- Born: July 15, 1918 Holyoke, Massachusetts, U.S.
- Died: April 6, 1945 (aged 26) Hamelin, Free State of Prussia, Nazi Germany
- Place of burial: Notre Dame Cemetery, South Hadley, Massachusetts
- Allegiance: United States of America
- Branch: United States Army
- Service years: 1941 - 1945
- Rank: First Lieutenant
- Unit: 119th Infantry Regiment
- Conflicts: World War II Western Front Western Allied invasion of Germany †; ;
- Awards: Medal of Honor

= Raymond O. Beaudoin =

United States Army Medal of Honor recipient (1918–1945)

Raymond Ovila Beaudoin (July 15, 1918 – April 6, 1945) was a United States Army officer and a recipient of the United States military's highest decoration, the Medal of Honor, for his actions in World War II.

==Biography==

Beaudoin was born in Holyoke, Massachusetts, and was serving as a first lieutenant in the U.S. Army near Hamelin, Germany, on April 6, 1945. He was leading his platoon over the open ground when all were pinned down by a devastating curtain of fire from enemy machineguns and automatic weapons. By rotating his men in firing position, Beaudoin enabled his platoon to dig in against the numerically superior force and inflict heavy casualties on it. However, enemy reinforcements made the platoon's position precarious. In order to allow a runner to secure help, Lieutenant Beaudoin decided to make a one-man charge on the most dangerous sniper nest some 90 yd away. Despite a barrage of rifle and bazooka fire, he reached the nest and wiped out three of its inhabitants, the fourth falling from covering fire from the American platoon. Continuing the attack, Lieutenant Beaudoin charged a dugout but was killed by a blast of machinegun fire. The runner was able to secure help, however; and the platoon was saved. For the supreme sacrifice which he made in saving the lives of the men under him, Lieutenant Beaudoin was posthumously awarded the Medal of Honor.

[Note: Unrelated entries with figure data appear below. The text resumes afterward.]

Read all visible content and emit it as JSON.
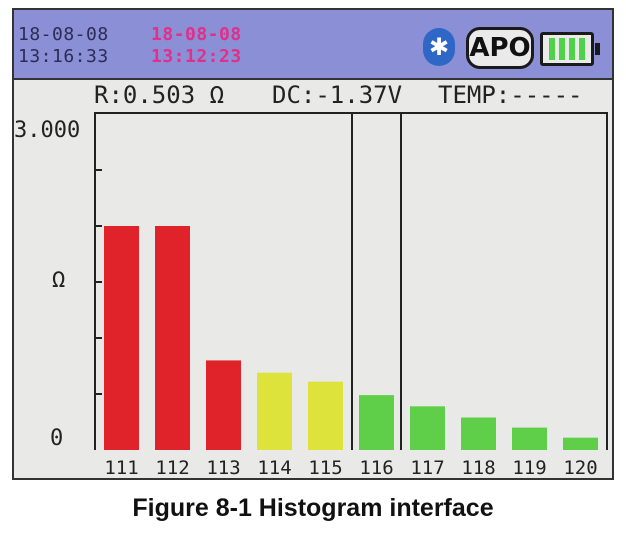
{
  "statusbar": {
    "current_date": "18-08-08",
    "current_time": "13:16:33",
    "record_date": "18-08-08",
    "record_time": "13:12:23",
    "bluetooth_icon": "bluetooth-icon",
    "apo_label": "APO",
    "battery_icon": "battery-icon",
    "colors": {
      "background": "#8a8fd6",
      "record_text": "#e0308a",
      "battery": "#4fd14a"
    }
  },
  "readout": {
    "resistance": "R:0.503 Ω",
    "dc_voltage": "DC:-1.37V",
    "temperature": "TEMP:-----"
  },
  "chart_data": {
    "type": "bar",
    "categories": [
      "111",
      "112",
      "113",
      "114",
      "115",
      "116",
      "117",
      "118",
      "119",
      "120"
    ],
    "values": [
      2.0,
      2.0,
      0.8,
      0.69,
      0.61,
      0.49,
      0.39,
      0.29,
      0.2,
      0.11
    ],
    "bar_colors": [
      "#e0232b",
      "#e0232b",
      "#e0232b",
      "#dde33a",
      "#dde33a",
      "#5fcf4a",
      "#5fcf4a",
      "#5fcf4a",
      "#5fcf4a",
      "#5fcf4a"
    ],
    "selected_category": "116",
    "y_top_label": "3.000",
    "y_bottom_label": "0",
    "y_unit_label": "Ω",
    "ylim": [
      0,
      3
    ],
    "y_ticks": [
      0.5,
      1.0,
      1.5,
      2.0,
      2.5
    ]
  },
  "caption": "Figure 8-1 Histogram interface"
}
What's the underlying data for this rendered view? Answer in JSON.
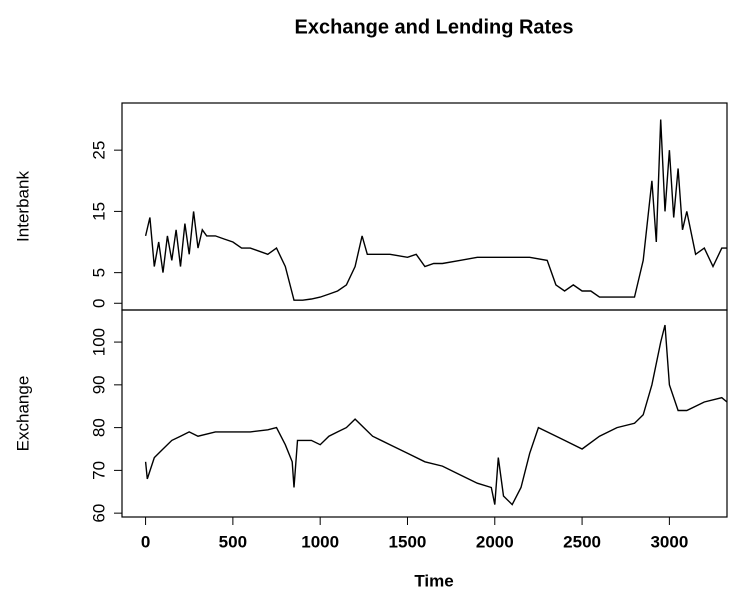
{
  "chart_data": [
    {
      "type": "line",
      "title": "Exchange and Lending Rates",
      "ylabel": "Interbank",
      "color": "#000000",
      "x": [
        0,
        25,
        50,
        75,
        100,
        125,
        150,
        175,
        200,
        225,
        250,
        275,
        300,
        325,
        350,
        400,
        450,
        500,
        550,
        600,
        650,
        700,
        750,
        800,
        850,
        900,
        950,
        1000,
        1050,
        1100,
        1150,
        1200,
        1240,
        1270,
        1300,
        1400,
        1500,
        1550,
        1600,
        1650,
        1700,
        1800,
        1900,
        2000,
        2100,
        2200,
        2300,
        2350,
        2400,
        2450,
        2500,
        2550,
        2600,
        2700,
        2800,
        2850,
        2900,
        2925,
        2950,
        2975,
        3000,
        3025,
        3050,
        3075,
        3100,
        3150,
        3200,
        3250,
        3300,
        3330
      ],
      "values": [
        11,
        14,
        6,
        10,
        5,
        11,
        7,
        12,
        6,
        13,
        8,
        15,
        9,
        12,
        11,
        11,
        10.5,
        10,
        9,
        9,
        8.5,
        8,
        9,
        6,
        0.5,
        0.5,
        0.7,
        1,
        1.5,
        2,
        3,
        6,
        11,
        8,
        8,
        8,
        7.5,
        8,
        6,
        6.5,
        6.5,
        7,
        7.5,
        7.5,
        7.5,
        7.5,
        7,
        3,
        2,
        3,
        2,
        2,
        1,
        1,
        1,
        7,
        20,
        10,
        30,
        15,
        25,
        14,
        22,
        12,
        15,
        8,
        9,
        6,
        9,
        9
      ],
      "xlim": [
        -135,
        3330
      ],
      "ylim": [
        -1.1,
        32.7
      ],
      "yticks": [
        0,
        5,
        15,
        25
      ]
    },
    {
      "type": "line",
      "ylabel": "Exchange",
      "xlabel": "Time",
      "color": "#000000",
      "x": [
        0,
        10,
        50,
        100,
        150,
        200,
        250,
        300,
        400,
        500,
        600,
        700,
        750,
        800,
        840,
        850,
        870,
        950,
        1000,
        1050,
        1100,
        1150,
        1200,
        1250,
        1300,
        1400,
        1500,
        1600,
        1700,
        1800,
        1900,
        1980,
        2000,
        2020,
        2050,
        2100,
        2150,
        2200,
        2250,
        2300,
        2400,
        2500,
        2600,
        2700,
        2800,
        2850,
        2900,
        2950,
        2975,
        3000,
        3050,
        3100,
        3200,
        3300,
        3330
      ],
      "values": [
        72,
        68,
        73,
        75,
        77,
        78,
        79,
        78,
        79,
        79,
        79,
        79.5,
        80,
        76,
        72,
        66,
        77,
        77,
        76,
        78,
        79,
        80,
        82,
        80,
        78,
        76,
        74,
        72,
        71,
        69,
        67,
        66,
        62,
        73,
        64,
        62,
        66,
        74,
        80,
        79,
        77,
        75,
        78,
        80,
        81,
        83,
        90,
        100,
        104,
        90,
        84,
        84,
        86,
        87,
        86
      ],
      "xlim": [
        -135,
        3330
      ],
      "ylim": [
        59.1,
        107.5
      ],
      "yticks": [
        60,
        70,
        80,
        90,
        100
      ],
      "xticks": [
        0,
        500,
        1000,
        1500,
        2000,
        2500,
        3000
      ]
    }
  ]
}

==Medal of Honor citation==

Rank and organization: First Lieutenant, U.S. Army, Company F, 119th Infantry, 30th Infantry Division. Place and date: Hamelin, Germany, 6 April 1945. Entered service at: Holyoke, Mass. Birth: Holyoke, Mass. G.O. No.: 9, 25 January 1946.

Citation:

First Lieutenant Raymond O. Beaudoin was leading the 2d Platoon of Company F, 119th Infantry, on April 6, 1945 over flat, open terrain to Hamelin, Germany, when the enemy went into action with machineguns and automatic weapons, laying down a devastating curtain of fire which pinned his unit to the ground. By rotating men in firing positions he made it possible for his entire platoon to dig in, defying all the while the murderous enemy fire to encourage his men and to distribute ammunition.

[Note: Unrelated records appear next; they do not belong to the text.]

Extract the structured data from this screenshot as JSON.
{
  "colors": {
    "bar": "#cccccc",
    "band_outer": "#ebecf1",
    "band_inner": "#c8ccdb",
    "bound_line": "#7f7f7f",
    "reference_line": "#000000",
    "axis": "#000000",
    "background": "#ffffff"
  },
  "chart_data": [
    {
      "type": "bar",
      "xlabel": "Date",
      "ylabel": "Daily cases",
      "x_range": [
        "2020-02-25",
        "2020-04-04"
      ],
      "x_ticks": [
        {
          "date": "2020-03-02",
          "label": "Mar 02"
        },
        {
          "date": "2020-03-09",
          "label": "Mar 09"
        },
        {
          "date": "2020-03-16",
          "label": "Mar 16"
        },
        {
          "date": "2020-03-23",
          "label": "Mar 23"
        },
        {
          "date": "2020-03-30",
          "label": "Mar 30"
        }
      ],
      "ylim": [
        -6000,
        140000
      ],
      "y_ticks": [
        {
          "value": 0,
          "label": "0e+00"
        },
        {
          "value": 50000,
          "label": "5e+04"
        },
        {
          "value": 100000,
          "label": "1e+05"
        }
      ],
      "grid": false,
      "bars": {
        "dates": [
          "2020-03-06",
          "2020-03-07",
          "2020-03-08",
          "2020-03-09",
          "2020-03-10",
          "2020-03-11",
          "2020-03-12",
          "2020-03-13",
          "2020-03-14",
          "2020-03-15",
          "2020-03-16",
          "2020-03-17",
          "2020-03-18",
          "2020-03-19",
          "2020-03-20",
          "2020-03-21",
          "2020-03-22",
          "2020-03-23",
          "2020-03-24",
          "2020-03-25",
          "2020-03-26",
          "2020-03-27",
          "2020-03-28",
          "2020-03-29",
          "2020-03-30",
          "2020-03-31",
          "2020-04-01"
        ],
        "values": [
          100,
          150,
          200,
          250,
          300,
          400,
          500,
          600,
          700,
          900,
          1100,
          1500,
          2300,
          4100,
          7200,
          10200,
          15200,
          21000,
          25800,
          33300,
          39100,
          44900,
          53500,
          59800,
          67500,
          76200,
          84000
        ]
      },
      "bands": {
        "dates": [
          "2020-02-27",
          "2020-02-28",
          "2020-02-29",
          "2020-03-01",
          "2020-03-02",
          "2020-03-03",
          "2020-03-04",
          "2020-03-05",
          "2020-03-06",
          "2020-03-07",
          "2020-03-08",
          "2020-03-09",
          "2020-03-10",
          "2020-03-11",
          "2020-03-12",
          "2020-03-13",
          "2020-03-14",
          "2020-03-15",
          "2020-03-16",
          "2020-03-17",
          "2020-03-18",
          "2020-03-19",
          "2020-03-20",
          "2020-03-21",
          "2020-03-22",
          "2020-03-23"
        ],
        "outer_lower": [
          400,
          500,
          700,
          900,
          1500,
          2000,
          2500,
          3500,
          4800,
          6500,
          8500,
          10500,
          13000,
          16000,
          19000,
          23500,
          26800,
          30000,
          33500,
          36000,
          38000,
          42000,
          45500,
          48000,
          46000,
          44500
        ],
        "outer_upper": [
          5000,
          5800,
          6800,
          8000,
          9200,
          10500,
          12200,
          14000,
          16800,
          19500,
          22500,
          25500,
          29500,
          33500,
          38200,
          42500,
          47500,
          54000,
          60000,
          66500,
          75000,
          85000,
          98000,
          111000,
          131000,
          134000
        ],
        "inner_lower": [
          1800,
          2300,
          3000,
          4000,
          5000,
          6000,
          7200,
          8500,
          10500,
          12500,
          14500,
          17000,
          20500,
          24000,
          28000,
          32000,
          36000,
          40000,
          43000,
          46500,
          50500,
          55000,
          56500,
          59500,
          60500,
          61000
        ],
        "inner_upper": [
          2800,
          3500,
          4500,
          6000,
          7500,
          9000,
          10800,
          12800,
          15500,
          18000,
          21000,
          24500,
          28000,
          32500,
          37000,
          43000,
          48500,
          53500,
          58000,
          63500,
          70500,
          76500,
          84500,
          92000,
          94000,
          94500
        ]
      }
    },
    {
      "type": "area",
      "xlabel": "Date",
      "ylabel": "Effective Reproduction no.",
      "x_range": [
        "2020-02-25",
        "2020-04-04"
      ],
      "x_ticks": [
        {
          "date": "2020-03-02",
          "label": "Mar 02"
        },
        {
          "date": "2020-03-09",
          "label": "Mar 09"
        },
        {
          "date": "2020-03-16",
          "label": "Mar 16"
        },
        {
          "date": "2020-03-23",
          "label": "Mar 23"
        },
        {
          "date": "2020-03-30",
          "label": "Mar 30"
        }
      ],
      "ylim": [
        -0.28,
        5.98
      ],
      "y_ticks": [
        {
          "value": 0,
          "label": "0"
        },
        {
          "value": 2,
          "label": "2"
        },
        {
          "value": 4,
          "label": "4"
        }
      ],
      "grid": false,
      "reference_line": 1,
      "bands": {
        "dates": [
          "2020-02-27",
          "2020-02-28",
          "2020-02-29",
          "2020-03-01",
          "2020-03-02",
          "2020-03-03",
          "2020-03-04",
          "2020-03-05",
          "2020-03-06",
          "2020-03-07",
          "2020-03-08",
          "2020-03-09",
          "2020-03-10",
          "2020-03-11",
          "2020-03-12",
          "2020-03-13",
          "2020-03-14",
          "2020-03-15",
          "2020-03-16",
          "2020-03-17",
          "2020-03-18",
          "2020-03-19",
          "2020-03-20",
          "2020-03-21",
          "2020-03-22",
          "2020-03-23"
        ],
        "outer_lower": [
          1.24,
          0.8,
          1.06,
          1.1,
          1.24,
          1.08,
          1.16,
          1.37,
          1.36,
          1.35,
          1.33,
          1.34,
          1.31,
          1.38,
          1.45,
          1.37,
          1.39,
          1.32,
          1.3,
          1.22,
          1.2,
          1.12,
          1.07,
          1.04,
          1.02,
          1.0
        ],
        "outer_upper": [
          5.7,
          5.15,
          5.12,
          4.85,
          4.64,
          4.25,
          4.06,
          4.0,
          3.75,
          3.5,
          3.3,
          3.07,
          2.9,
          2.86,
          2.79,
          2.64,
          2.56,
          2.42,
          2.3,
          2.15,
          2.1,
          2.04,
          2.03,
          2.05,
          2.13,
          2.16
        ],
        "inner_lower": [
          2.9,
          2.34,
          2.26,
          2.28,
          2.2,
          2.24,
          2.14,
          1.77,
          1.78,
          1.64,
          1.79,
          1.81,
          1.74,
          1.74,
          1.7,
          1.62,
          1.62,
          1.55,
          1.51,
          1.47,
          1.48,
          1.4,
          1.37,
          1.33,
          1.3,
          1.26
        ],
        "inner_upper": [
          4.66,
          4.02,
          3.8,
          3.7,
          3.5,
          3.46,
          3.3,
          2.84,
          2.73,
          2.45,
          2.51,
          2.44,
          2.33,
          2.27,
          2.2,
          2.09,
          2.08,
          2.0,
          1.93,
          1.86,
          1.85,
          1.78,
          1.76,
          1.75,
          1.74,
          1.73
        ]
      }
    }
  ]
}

He then dug in himself at the most advanced position, where he kept up a steady fire, killing 6 hostile soldiers, and directing his men in inflicting heavy casualties on the numerically superior opposing force.

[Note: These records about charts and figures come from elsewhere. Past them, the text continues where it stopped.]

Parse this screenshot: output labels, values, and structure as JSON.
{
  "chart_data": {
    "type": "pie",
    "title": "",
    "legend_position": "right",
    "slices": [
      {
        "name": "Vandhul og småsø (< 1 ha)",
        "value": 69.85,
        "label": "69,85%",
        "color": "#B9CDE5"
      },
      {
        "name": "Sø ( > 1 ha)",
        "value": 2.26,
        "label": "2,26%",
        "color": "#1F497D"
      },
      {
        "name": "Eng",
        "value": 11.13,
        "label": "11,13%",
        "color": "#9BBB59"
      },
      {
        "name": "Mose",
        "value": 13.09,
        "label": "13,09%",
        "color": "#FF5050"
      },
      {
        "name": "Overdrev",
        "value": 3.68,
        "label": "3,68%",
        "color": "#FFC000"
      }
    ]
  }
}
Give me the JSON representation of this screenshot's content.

Despite these defensive measures, however, the position of the platoon became more precarious, for the enemy had brought up strong reinforcements and was preparing a counterattack. Three men, sent back at intervals to obtain ammunition and reinforcements, were killed by sniper fire.

To relieve his command from the desperate situation, Lieutenant Beaudoin decided to make a one-man attack on the most damaging enemy sniper nest 90 yards to the right flank, and thereby divert attention from the runner who would attempt to pierce the enemy's barrier of bullets and secure help.

Crawling over the completely exposed ground, he relentlessly advanced, undeterred by eight rounds of bazooka fire which threw mud and stones over him or by rifle fire which ripped his uniform. Ten yards from the enemy position he stood up and charged.

At point-blank range he shot and killed two occupants of the nest; a third, who tried to bayonet him, he overpowered and killed with the butt of his carbine; and the fourth adversary was cut down by the platoon's rifle fire as he attempted to flee.

He continued his attack by running toward a dugout, but there he was struck and killed by a burst from a machinegun.

By his intrepidity, great fighting skill, and supreme devotion to his responsibility for the well-being of his platoon, 1st Lt. Beaudoin single-handedly accomplished a mission that enabled a messenger to secure help which saved the stricken unit and made possible the decisive defeat of the German forces.